BerandaRenunganKisahMENGGAPAI CAHAYA HIDAYAH

MENGGAPAI CAHAYA HIDAYAH

- Advertisement -spot_img

Menjemput Hidayah

Semenanjung canda, tawa dan kebersamaan itu mungkin tak akan dan tak dapat ku ulangi lagi. Karena itu hanyalah masa lalu yang membuatku jauh dari Allah. Menenggelamkanku dalam dosa-dosa yang seharusnya tak ku jamah dan menarikku ke dalam dunia yang sesat dan menyesatkan.

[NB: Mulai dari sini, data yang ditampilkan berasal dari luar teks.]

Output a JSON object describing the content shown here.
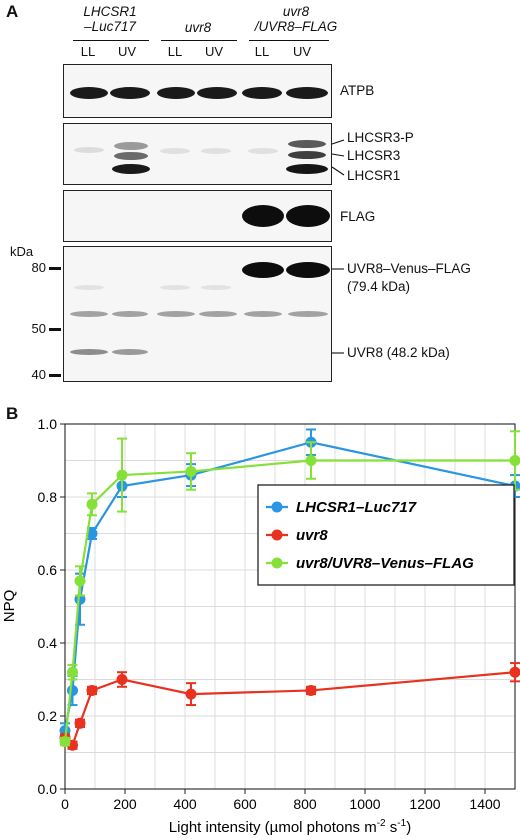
{
  "panel_a": {
    "letter": "A",
    "groups": [
      {
        "line1": "LHCSR1",
        "line2": "–Luc717"
      },
      {
        "line1": "uvr8",
        "line2": ""
      },
      {
        "line1": "uvr8",
        "line2": "/UVR8–FLAG"
      }
    ],
    "lanes": [
      "LL",
      "UV",
      "LL",
      "UV",
      "LL",
      "UV"
    ],
    "blots": {
      "atpb": "ATPB",
      "lhcsr3p": "LHCSR3-P",
      "lhcsr3": "LHCSR3",
      "lhcsr1": "LHCSR1",
      "flag": "FLAG",
      "uvr8vf_1": "UVR8–Venus–FLAG",
      "uvr8vf_2": "(79.4 kDa)",
      "uvr8": "UVR8 (48.2 kDa)"
    },
    "marker_unit": "kDa",
    "markers": [
      "80",
      "50",
      "40"
    ]
  },
  "panel_b": {
    "letter": "B"
  },
  "chart_data": {
    "type": "line",
    "xlabel": "Light intensity (µmol photons m⁻² s⁻¹)",
    "xlabel_main": "Light intensity (µmol photons m",
    "xlabel_sup1": "-2",
    "xlabel_mid": " s",
    "xlabel_sup2": "-1",
    "xlabel_end": ")",
    "ylabel": "NPQ",
    "xlim": [
      0,
      1500
    ],
    "ylim": [
      0.0,
      1.0
    ],
    "xticks": [
      "0",
      "200",
      "400",
      "600",
      "800",
      "1000",
      "1200",
      "1400"
    ],
    "yticks": [
      "0.0",
      "0.2",
      "0.4",
      "0.6",
      "0.8",
      "1.0"
    ],
    "grid": true,
    "legend_position": "middle-right",
    "series": [
      {
        "name": "LHCSR1–Luc717",
        "color": "#2a95e2",
        "x": [
          0,
          25,
          50,
          90,
          190,
          420,
          820,
          1500
        ],
        "y": [
          0.16,
          0.27,
          0.52,
          0.7,
          0.83,
          0.86,
          0.95,
          0.83
        ],
        "err": [
          0.02,
          0.04,
          0.07,
          0.015,
          0.03,
          0.03,
          0.035,
          0.03
        ]
      },
      {
        "name": "uvr8",
        "color": "#e8321f",
        "x": [
          0,
          25,
          50,
          90,
          190,
          420,
          820,
          1500
        ],
        "y": [
          0.14,
          0.12,
          0.18,
          0.27,
          0.3,
          0.26,
          0.27,
          0.32
        ],
        "err": [
          0.01,
          0.01,
          0.01,
          0.01,
          0.02,
          0.03,
          0.01,
          0.025
        ]
      },
      {
        "name": "uvr8/UVR8–Venus–FLAG",
        "color": "#86e03a",
        "x": [
          0,
          25,
          50,
          90,
          190,
          420,
          820,
          1500
        ],
        "y": [
          0.13,
          0.32,
          0.57,
          0.78,
          0.86,
          0.87,
          0.9,
          0.9
        ],
        "err": [
          0.01,
          0.02,
          0.04,
          0.03,
          0.1,
          0.05,
          0.05,
          0.08
        ]
      }
    ]
  }
}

Aku adalah seorang gadis polos korban broken home. Kedua orang tuaku cerai. Ayahku nikah lagi dan ibuku pergi merantau keluar negeri. Sehingga sangat sulit untuk mendapat kabar dari beliau. Hari-hariku diiringi oleh duka dan isak tangis. Tak ada yang mempedulikanku. Dan semua inilah yang menyebabkanku jauh dari kehangatan keluarga. Ini adalah pemicu yang menjerumuskanku menjadi anak punk.

Di komunitas ini banyak kesamaan antara alur ceritaku dengan mereka yang menjadi anggota punk. Di sini juga aku menemukan kebahagiaan yang tak pernah ku dapatkan saat di rumah. Tiga tahun yang lalu, tepatnya ketika aku kelas 1 SMK, awal aku terjerumus dalam dunia gelap. Tak tahu kenapa aku sangat bangga mempunyai komunitas itu, padahal awalnya biasa-biasa saja. Sehingga semakin lama aku semakin berani menampakkan status anak punk di lingkungan rumah, masyarakat maupun sekolah.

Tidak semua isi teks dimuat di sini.